For many patients the ability to resume work or school is the ultimate goal. Thus, supported employment interventions are of significant importance – the most commonly studied being the Individual Placement and Support (IPS) [121] model. An important principle of the IPS model is that minimal pre-vocational training is provided, and the job itself becomes the primary training environment. There is clear evidence that supported employment strategies help return people with schizophrenia to work [122], even for young people with their first episode of psychosis [123]. A recent meta-analysis of a total of 11 studies found that competitive employment rates were 61% for patients and 23% for controls and that about 30% out of the 61% worked more than 20 hours weekly. Supported employment further increased the duration of employment (47% of the 52-week year) and the time of onset of employment (approximately 10 weeks earlier than controls). In conclusion, the effect sizes support the effectiveness of evidence-based supported employment as one of the most robust interventions.

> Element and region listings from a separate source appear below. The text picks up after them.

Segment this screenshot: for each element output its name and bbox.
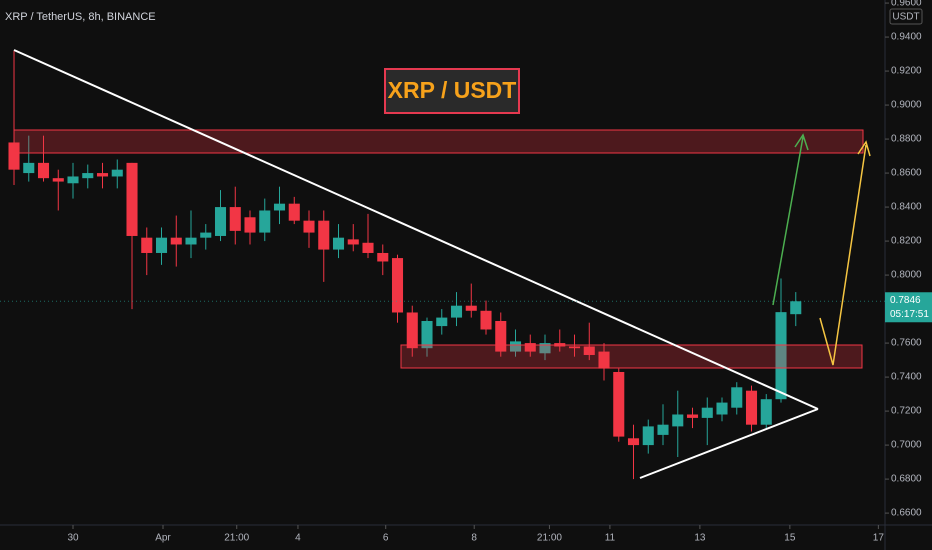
arrow xyxy=(772,136,804,306)
candle-body xyxy=(465,305,477,311)
y-tick-label: 0.7400 xyxy=(891,372,922,383)
y-tick-label: 0.9000 xyxy=(891,100,922,111)
candle-body xyxy=(598,351,610,369)
candle-body xyxy=(347,239,359,245)
support-zone xyxy=(400,344,863,369)
candle-body xyxy=(170,237,182,245)
arrow xyxy=(819,144,867,366)
trendline xyxy=(639,408,819,479)
x-tick-label: 6 xyxy=(383,533,389,544)
candle-body xyxy=(377,252,389,262)
x-tick-label: 17 xyxy=(873,533,885,544)
candle-body xyxy=(657,424,669,435)
candle-body xyxy=(627,438,640,446)
candle-body xyxy=(82,173,94,179)
candle-body xyxy=(760,399,772,425)
candle-body xyxy=(790,301,802,315)
candle-body xyxy=(509,341,522,352)
candle-body xyxy=(111,169,123,177)
candle-body xyxy=(244,217,256,233)
candle-body xyxy=(67,176,79,184)
candle-body xyxy=(23,162,35,174)
candle-body xyxy=(200,232,212,238)
candle-body xyxy=(421,320,433,349)
candle-body xyxy=(480,310,492,330)
y-tick-label: 0.8000 xyxy=(891,270,922,281)
candle-body xyxy=(8,142,20,170)
y-tick-label: 0.9200 xyxy=(891,66,922,77)
y-tick-label: 0.9400 xyxy=(891,32,922,43)
x-tick-label: 21:00 xyxy=(537,533,562,544)
currency-badge xyxy=(889,8,923,25)
y-tick-label: 0.8600 xyxy=(891,168,922,179)
x-tick-label: 13 xyxy=(694,533,706,544)
y-tick-label: 0.7000 xyxy=(891,440,922,451)
x-tick-label: 15 xyxy=(784,533,796,544)
candle-body xyxy=(583,346,595,355)
candle-body xyxy=(686,414,699,418)
candle-body xyxy=(642,426,654,446)
candle-body xyxy=(406,312,418,349)
candle-body xyxy=(96,173,109,177)
candle-body xyxy=(259,210,271,233)
x-tick-label: 8 xyxy=(471,533,477,544)
candle-body xyxy=(450,305,463,318)
last-price-label: 0.7846 xyxy=(890,295,921,306)
candle-body xyxy=(155,237,168,253)
candle-body xyxy=(391,258,404,313)
x-tick-label: Apr xyxy=(155,533,171,544)
candle-body xyxy=(716,402,728,415)
y-tick-label: 0.9600 xyxy=(891,0,922,9)
candles xyxy=(8,50,802,480)
candle-body xyxy=(613,371,625,437)
currency-label: USDT xyxy=(892,12,919,23)
candle-body xyxy=(524,343,536,352)
candle-body xyxy=(185,237,197,245)
y-tick-label: 0.6800 xyxy=(891,474,922,485)
title-box xyxy=(384,68,520,114)
candle-body xyxy=(126,162,138,236)
candle-body xyxy=(303,220,315,233)
candle-body xyxy=(568,346,581,349)
y-tick-label: 0.8400 xyxy=(891,202,922,213)
candle-body xyxy=(436,317,448,327)
arrow-head xyxy=(794,133,809,151)
candle-body xyxy=(362,242,374,253)
candle-body xyxy=(731,387,743,408)
candle-body xyxy=(229,207,241,231)
candle-body xyxy=(701,407,713,418)
last-price-badge xyxy=(885,292,932,323)
candle-body xyxy=(52,178,64,182)
y-tick-label: 0.6600 xyxy=(891,508,922,519)
candle-body xyxy=(214,207,227,236)
x-tick-label: 4 xyxy=(295,533,301,544)
candle-body xyxy=(332,237,345,250)
countdown-label: 05:17:51 xyxy=(890,309,929,320)
x-tick-label: 21:00 xyxy=(224,533,249,544)
y-tick-label: 0.7600 xyxy=(891,338,922,349)
chart-title: XRP / USDT xyxy=(388,77,517,103)
candle-body xyxy=(318,220,330,250)
symbol-header: XRP / TetherUS, 8h, BINANCE xyxy=(5,11,156,23)
candle-body xyxy=(288,203,300,221)
candle-body xyxy=(775,312,787,400)
candle-body xyxy=(672,414,684,427)
candle-body xyxy=(37,162,50,179)
x-tick-label: 30 xyxy=(67,533,79,544)
candle-body xyxy=(539,343,551,354)
y-tick-label: 0.8200 xyxy=(891,236,922,247)
y-tick-label: 0.7200 xyxy=(891,406,922,417)
candle-body xyxy=(273,203,286,211)
candle-body xyxy=(745,390,758,425)
candle-body xyxy=(495,320,507,352)
y-tick-label: 0.8800 xyxy=(891,134,922,145)
trendline xyxy=(13,49,819,410)
x-tick-label: 11 xyxy=(605,533,616,544)
arrow-head xyxy=(857,140,871,157)
candle-body xyxy=(141,237,153,253)
resistance-zone xyxy=(13,129,864,154)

Given the clinical heterogeneity of schizophrenia, it is important to choose the right treatment for the right patient; thus, although supportive treatment might benefit all symptom domains, CBT may be particularly beneficial for those with residual psychotic symptoms and cognitive remediation, SST for those with cognitive or social cognition deficits or both, and ACT for those at risk for frequent hospitalizations or those who have had recent homelessness. There is increasing emphasis on tailoring psychotherapeutic interventions to the phase of the illness (e.g. personal therapy), since the primary goals of intervention might vary across phases. More research is needed, however, to examine active ingredients of the therapeutic modalities that work and to identify the synergistic effects of combinations of interventions that are hypothesis-driven and cost-effective.

Conclusions and Future directions

In summary, although our understanding of the causes and treatments of schizophrenia remains limited, several important paradigm shifts have occurred. The diagnosis of schizophrenia is still symptom-based, but increasing amounts of data point to the large genetic and neurobiological overlaps between psychotic, affective, and developmental disorders, suggesting that future classifications of these illnesses need to move toward more evidence-based, valid, and biologically based categories and dimensions. Pathophysiology is now seen as developmentally mediated alterations in neuroplasticity, manifesting in a cascade of neurotransmitter and circuit dysfunctions setting in around adolescence. Etiology is now seen as an interaction between multiple genes of small-effect and some rare large-effect genes and unknown environmental factors. These observations may help therapeutic interventions move beyond the current sole focus on dopamine toward novel therapeutic targets such as glutamate, GABA, and calcium channels. The focus of intervention has expanded beyond relief of psychotic symptoms alone toward restoring functionality by targeting dimensions such as cognitive deficits and negative symptoms. Research is intensifying on the possible utility of several evidence-based psychotherapy modalities in combination with pharmacological approaches. Treatments are still based on serendipitous discoveries from decades ago, and the urgent need is to discover novel interventions based on etiopathology. Finally, recent incremental advances in understanding the etiopathology have motivated vigorous prevention approaches in early phases of the illness and early interventions with novel pharmacological targets and plasticity-based treatments such as cognitive remediation.